Indian Trade, Colonialism and Global System

  • Historically, India exported fine cotton to Europe, but British industrialization led to demands for protectionist measures. Tariffs imposed by the British government on cloth imports caused a decline in the inflow of Indian cotton to Britain.
  • British textiles faced stiff competition in international markets, as Indian textiles were excluded by tariff barriers. India's cotton textile export share declined from 30% in 1800 to less than 3% by the 1870s.
  • While exports of manufactures decreased, raw material exports, particularly raw cotton, surged from 5% to 35% between 1812 and 1871. Indigo and opium, used for dyeing and trade with China, also became significant exports.
  • Britain grew opium in India, exported it to China, and used the earnings to finance tea and other imports from China. 
  • Opium shipments to China became India’s major export in the 19th century.
  • British manufacturers flooded the Indian market, and India's food grain and raw material exports to Britain increased. 
  • Britain maintained a trade surplus with India, using it to balance trade deficits with other countries globally.
  • India played a crucial role in the late-19th-century world economy by helping Britain balance its trade deficits. Britain's trade surplus with India also financed home charges, covering private remittances, interest payments, and pensions of British officials in India.

The Inter-war Economy

The First World War (1914-18) was fought in Europe, but its impact was felt around the world. During this period the world experienced widespread economic and political instability and another catastrophic war.

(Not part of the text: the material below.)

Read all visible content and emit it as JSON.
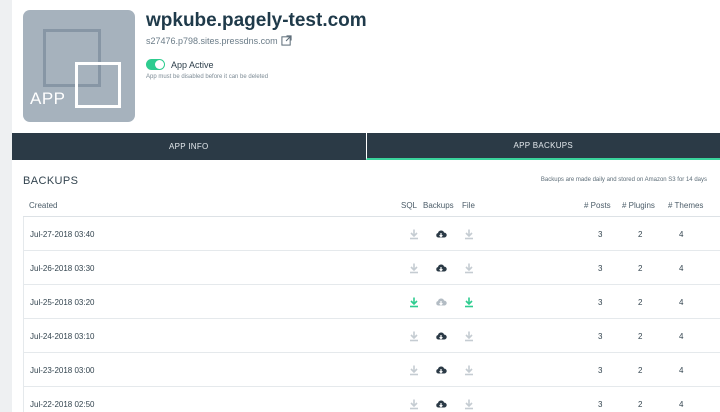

First World War First World War 

War Time Transformations

  • The First World War was fought between the Allies (Britain, France, Russia) and the Central Powers (Germany, Austria-Hungary, Ottoman Empire).
  • The first modern industrial war involved machine guns, tanks, aircraft, and chemical weapons.
  • Millions of soldiers were recruited and transported to the frontlines.
  • Unprecedented scale of death and destruction, with 9 million dead and 20 million injured.
  • Reduction in able-bodied workforce and decline in household incomes.
  • Industries were restructured to produce war-related goods, and societies were reorganized for war efforts.
  • The war led to an economic disconnection between significant powers, with Britain borrowing large sums from US.
  • The US transformed from an international debtor to an international creditor at the war's end.

Post-War Recovery

  • After the war was over, production reduced and unemployment increased.
  • In the US, war recovery was quicker.
  • The ‘Assembly line’ method introduced by Henry Ford soon spread to the US and were also widely copied in Europe in the 1920s.
  • Mass production lowered the costs and prices of engineered goods.
  • There was a housing and consumer boom in the 1920s, which ultimately led to the Great Depression of 1929.
  • Markets crashed in 1929 and led to the failure of banks and the crisis affected other countries.
  • By 1933, over 4000 banks closed and between 1929-32 about 110,000 companies collapsed.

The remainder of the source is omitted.